Terzo settore, tre gli adempimenti fiscali che scadono a fine novembre

Enti non commerciali: scadenze fiscali entro il 30 novembre. Adempimenti e modalità di comunicazione da completare per le realtà non profit.

Per gli enti non commerciali scadenze fiscali in vista il prossimo 30 novembre. Una data che interesserà tutte le realtà non profit tenute – entro fine mese – a porre in essere una serie di adempimenti corredati da specifiche modalità di comunicazione. Si tratta, in particolare, della dichiarazione Enc 2023 e, nel caso in cui l’ente effettui acquisti di beni dall’estero oltre la soglia di 10mila euro, della presentazione del modello Intra 12. Senza contare, poi, l’adempimento relativo alla presentazione tardiva del Modello Eas mediante remissione in bonis, dal quale sono tuttavia escluse le realtà associative dotate della qualifica di ente del Terzo settore (Ets) nonché quelle iscritte al Registro nazionale delle attività sportive dilettantistiche (Rnasd).

Ma vediamo nel dettaglio quali sono gli adempimenti previsti e quali tipologie di enti non commerciali saranno chiamati a rispettare la scadenza del prossimo 30 novembre.

Dichiarazione dei redditi Enc

La dichiarazione Enc deve essere presentata dagli enti non commerciali entro il 30 novembre, qualora l’esercizio sociale coincida con l’anno solare, utilizzando il modello Enc 2023 disponibile sul sito dell’amministrazione finanziaria. Soggetti obbligati sono gli enti pubblici e privati diversi dalle società (associazioni e fondazioni), le Onlus, nonché i trust che non hanno per oggetto esclusivo o principale l’esercizio di attività commerciali. In proposito, è utile ricordare che il nuovo dichiarativo Enc vede l’introduzione di due diversi crediti d’imposta, l’uno in favore delle fondazioni Its Academy e l’altro – il cosiddetto Social bonus – volto a finanziare interventi di recupero di beni pubblici inutilizzati o confiscati alla mafia, assegnati agli Ets ( articolo 81 del Dlgs 117/2017, Cts).

L’adempimento potrà essere effettuato con modalità telematiche, direttamente o tramite intermediari, utilizzando i canali Fisconline o Entratel.

Modello Intra 12 per gli acquisti di beni e servizi dall’estero

Altro adempimento riguarda la trasmissione del Modello Intra 12. Si tratta della dichiarazione mensile di acquisto di beni e servizi presso soggetti non stabiliti in Italia effettuati da enti non commerciali non soggetti passivi Iva (che, quindi, non svolgono attività commerciale). A ben vedere, tuttavia, tale adempimento dovrà essere posto in essere anche dagli enti non profit soggetti passivi Iva, che svolgono cioè anche attività commerciali, ma limitatamente agli acquisti di beni o servizi impiegati per l’attività istituzionale.

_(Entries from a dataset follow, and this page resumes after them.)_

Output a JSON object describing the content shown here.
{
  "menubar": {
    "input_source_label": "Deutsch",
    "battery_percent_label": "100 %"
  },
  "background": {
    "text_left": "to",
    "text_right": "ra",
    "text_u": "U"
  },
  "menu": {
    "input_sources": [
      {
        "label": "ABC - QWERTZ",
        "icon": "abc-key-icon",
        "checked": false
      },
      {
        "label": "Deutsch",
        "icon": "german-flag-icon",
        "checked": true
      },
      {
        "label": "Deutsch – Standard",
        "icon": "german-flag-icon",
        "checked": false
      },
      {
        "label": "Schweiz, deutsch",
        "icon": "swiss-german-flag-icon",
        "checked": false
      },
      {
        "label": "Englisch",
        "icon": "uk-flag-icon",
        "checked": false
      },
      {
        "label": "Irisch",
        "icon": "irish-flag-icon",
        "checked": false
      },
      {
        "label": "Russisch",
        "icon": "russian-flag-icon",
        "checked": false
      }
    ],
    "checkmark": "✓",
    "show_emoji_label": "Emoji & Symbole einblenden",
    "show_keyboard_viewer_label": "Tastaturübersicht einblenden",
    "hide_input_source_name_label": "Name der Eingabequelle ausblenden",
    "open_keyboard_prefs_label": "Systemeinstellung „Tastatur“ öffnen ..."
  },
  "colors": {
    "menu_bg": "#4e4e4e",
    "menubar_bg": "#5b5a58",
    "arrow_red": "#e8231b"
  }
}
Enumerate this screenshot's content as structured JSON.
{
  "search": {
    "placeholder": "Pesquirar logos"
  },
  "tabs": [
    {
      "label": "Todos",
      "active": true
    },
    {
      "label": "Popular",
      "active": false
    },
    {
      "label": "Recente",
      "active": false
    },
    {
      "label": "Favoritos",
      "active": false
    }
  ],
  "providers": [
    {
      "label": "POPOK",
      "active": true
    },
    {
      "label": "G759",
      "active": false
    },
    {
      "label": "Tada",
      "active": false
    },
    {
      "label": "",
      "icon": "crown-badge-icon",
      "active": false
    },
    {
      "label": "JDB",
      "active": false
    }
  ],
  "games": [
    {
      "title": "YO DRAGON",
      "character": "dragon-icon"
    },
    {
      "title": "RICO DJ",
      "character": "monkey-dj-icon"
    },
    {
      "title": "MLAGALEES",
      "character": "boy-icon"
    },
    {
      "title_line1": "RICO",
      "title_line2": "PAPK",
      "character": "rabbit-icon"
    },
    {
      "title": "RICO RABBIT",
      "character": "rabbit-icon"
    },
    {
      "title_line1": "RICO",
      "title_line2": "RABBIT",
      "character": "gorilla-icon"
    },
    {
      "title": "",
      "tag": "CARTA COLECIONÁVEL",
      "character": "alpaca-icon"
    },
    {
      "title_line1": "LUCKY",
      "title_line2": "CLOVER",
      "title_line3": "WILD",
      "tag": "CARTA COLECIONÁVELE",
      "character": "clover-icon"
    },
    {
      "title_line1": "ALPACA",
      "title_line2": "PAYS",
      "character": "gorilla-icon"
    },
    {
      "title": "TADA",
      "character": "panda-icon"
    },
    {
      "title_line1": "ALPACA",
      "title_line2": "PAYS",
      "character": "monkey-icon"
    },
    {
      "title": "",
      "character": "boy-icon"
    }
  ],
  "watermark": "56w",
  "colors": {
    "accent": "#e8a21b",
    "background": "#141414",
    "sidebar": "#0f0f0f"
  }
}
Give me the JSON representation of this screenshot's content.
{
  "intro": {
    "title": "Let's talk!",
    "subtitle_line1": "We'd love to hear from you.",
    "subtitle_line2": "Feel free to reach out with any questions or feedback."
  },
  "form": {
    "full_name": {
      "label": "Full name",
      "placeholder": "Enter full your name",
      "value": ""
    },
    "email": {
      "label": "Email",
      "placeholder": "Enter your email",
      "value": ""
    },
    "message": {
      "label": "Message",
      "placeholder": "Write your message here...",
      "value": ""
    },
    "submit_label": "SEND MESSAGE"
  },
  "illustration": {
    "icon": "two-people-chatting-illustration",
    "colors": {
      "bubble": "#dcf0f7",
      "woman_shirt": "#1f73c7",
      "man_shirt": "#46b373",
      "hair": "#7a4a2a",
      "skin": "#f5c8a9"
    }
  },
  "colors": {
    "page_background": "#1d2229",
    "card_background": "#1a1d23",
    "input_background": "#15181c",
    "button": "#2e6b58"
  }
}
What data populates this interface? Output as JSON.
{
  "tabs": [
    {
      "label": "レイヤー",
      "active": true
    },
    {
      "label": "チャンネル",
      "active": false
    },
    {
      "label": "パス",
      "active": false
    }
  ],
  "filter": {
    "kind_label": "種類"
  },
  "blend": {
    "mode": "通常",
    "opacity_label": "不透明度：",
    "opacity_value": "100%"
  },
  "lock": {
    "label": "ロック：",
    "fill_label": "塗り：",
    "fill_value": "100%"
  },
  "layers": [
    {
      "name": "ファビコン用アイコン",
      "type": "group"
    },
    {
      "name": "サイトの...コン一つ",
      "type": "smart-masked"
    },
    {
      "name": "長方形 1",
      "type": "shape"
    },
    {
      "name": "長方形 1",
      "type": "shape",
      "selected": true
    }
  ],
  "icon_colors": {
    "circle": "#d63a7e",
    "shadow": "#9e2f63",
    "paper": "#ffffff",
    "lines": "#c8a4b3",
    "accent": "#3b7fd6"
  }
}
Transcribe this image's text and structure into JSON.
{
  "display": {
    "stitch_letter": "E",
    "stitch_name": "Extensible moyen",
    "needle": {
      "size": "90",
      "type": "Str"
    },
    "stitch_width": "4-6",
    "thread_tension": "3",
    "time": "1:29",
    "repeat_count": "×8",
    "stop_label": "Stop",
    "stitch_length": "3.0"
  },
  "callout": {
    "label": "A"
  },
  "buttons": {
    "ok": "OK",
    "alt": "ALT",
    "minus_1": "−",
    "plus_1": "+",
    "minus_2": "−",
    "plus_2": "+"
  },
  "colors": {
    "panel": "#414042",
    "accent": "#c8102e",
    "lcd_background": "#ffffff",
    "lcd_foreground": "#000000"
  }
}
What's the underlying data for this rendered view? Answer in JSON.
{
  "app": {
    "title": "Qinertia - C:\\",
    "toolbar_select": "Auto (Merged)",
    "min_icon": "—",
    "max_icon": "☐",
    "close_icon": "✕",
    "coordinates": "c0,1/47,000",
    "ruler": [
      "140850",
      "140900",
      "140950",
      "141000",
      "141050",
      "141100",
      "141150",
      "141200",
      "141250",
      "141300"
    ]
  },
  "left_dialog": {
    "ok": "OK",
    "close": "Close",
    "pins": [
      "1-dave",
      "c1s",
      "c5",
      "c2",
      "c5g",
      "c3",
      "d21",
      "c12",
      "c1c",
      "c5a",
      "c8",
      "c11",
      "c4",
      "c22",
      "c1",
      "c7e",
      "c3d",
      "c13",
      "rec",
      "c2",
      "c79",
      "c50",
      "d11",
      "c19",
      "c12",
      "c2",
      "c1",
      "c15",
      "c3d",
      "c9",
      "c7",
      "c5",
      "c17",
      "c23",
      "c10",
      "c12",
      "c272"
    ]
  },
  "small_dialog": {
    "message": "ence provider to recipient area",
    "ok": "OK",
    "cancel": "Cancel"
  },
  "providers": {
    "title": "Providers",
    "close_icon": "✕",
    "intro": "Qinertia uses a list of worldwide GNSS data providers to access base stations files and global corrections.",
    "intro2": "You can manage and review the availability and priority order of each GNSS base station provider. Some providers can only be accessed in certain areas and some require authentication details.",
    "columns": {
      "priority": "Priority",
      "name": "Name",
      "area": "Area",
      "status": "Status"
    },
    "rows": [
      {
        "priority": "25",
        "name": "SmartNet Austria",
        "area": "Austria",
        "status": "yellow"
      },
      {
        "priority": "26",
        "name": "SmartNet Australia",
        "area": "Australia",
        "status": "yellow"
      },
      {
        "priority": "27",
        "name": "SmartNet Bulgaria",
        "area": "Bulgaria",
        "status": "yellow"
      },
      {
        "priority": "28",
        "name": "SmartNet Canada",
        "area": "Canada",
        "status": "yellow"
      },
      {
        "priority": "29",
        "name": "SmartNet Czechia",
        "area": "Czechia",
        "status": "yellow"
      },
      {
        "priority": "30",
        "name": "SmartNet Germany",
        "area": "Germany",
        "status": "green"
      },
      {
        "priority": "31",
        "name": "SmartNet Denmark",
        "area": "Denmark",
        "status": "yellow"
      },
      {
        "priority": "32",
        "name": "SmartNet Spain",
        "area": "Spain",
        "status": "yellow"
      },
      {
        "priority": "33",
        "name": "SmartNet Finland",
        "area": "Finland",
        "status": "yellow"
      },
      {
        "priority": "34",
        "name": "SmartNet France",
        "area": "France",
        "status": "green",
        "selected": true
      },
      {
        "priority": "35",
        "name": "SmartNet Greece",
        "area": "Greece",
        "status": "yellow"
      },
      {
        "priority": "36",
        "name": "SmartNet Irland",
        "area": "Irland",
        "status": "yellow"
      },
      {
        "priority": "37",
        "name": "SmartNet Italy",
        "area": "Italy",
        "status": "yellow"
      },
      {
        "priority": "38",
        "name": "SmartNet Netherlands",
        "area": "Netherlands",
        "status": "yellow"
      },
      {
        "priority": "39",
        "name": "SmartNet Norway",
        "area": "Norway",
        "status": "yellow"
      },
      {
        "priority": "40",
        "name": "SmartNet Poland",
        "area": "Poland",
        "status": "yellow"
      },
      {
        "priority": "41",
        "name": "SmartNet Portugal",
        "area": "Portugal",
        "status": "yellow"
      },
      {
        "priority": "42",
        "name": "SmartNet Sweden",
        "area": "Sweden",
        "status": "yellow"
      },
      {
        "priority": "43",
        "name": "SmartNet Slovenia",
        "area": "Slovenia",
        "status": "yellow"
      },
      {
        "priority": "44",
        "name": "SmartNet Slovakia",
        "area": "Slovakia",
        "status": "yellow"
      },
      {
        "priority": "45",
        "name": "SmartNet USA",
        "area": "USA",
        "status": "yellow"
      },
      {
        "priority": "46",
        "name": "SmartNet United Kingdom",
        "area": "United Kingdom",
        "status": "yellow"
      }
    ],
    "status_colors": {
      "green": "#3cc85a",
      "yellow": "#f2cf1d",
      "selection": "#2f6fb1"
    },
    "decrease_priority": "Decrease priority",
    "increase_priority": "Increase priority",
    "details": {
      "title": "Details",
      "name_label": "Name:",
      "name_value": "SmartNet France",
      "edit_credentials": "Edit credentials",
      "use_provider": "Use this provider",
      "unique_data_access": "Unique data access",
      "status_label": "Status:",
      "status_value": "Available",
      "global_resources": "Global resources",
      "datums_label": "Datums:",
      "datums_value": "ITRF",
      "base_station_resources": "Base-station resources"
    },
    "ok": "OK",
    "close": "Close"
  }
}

Attenzione però: per l’acquisto di beni l’obbligo di presentazione scatta esclusivamente al superamento della soglia-limite di 10mila euro ( articolo 38, comma 5, lettera c del Dl 331/1993), mentre per le prestazioni di servizi acquisite dall’estero la trasmissione dell’Intra 12 è sempre richiesta. In concreto, il Modello dovrà essere inviato con modalità telematiche utilizzando i medesimi canali Fisconline o Entratel.

Remissione in bonis – Modello Eas

Il 30 novembre rappresenta, anche il termine ultimo per regolarizzare la mancata presentazione del Modello Eas nei termini ordinari (31 marzo). Un adempimento, si ricorda, gravante sulle associazioni che beneficiano delle agevolazioni di cui agli articoli 148, comma 3, del Tuir e 4, comma 4, del Dpr 633/1972, e che permette all’agenzia delle Entrate di monitorare le variazioni fiscalmente rilevanti in capo a tali realtà. Si pensi ai dati identificativi del legale rappresentante e degli amministratori dell’ente, nonché ad altre informazioni relative, ad esempio, ai lavoratori impiegati, o all’utilizzo di locali di proprietà, in locazione o in comodato gratuito.

Sul punto, è bene evidenziare che, come anticipato, sono esonerate dall’obbligo di presentazione del Modello Eas, tra l’altro, sia le realtà che abbiano già perfezionato l’iscrizione nel Runts, sia gli enti sportivi dilettantistici iscritti al Rnasd (si veda il Sole 24 Ore del 7 novembre).

Ad ogni modo, le associazioni interessate dovranno presentare il Modello e, contestualmente, versare la relativa sanzione (pari a 250 euro) tramite modello F24-Elide da trasmettere in via telematica, anche tramite intermediario.